また、掛け合いの際にロボット役物100、200が動くようにしてもよい。例えば、図75(A)に示すように「勝負だ!左側!」と画面に表示されたタイミングで第2ロボット役物200が挑戦的なポーズをとるように動作をしてもよい。さらに、図75(B)に示すように、「こい!右側」と画面に表示されたタイミングで第1ロボット役物100も動作し、図75(C)に示すバトル状態へと移行してもよい。
(第2の実施の形態の効果)
以上のように、第2の実施の形態によれば、ロボット役物100、200の一部をポイントで発光させたり、各部材を面状に発光させるのではなく、各部材の輪郭部とエッジ部を発光させる。そのため、ロボット役物100、200が浮き上がるように表現されて幻想的な演出を提供することができる。なお、各部材の輪郭部とエッジ部の一部分のみを発光させてもよい。また、各部材の輪郭ではなく、ロボット役物100、200全体の前方から見た輪郭、即ちロボット役物100、200の最外縁を発光させてもよい。
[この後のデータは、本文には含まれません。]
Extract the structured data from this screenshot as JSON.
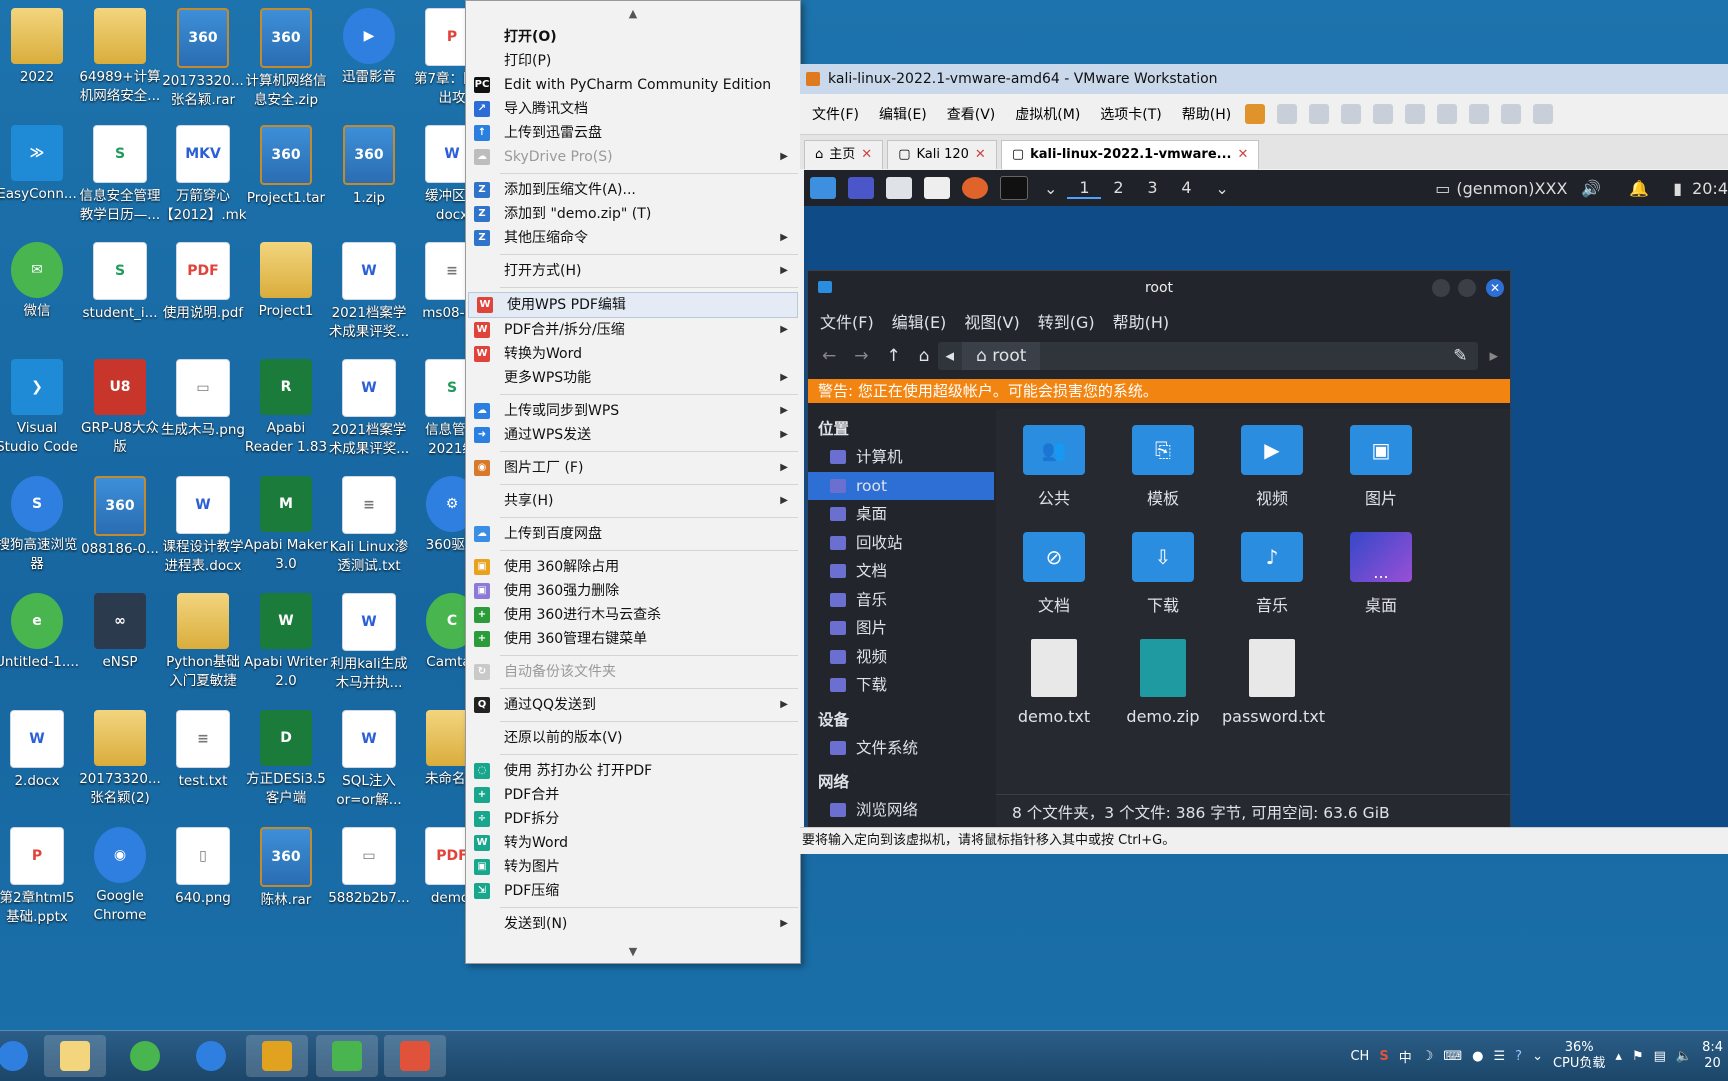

また、第2の実施の形態によれば、バトル状態となったロボット役物100、200の攻撃部位やダメージを受けた部位のエッジ部のみを発光させることで臨場感のあるバトル演出を実行することができる。
なお、今回開示した実施の形態は、すべての点で例示であって制限的なものではない。また、本発明の範囲は前述した発明の説明ではなく特許請求の範囲によって示され、特許請求の範囲と均等の意味及び内容の範囲でのすべての変更が含まれることが意図される。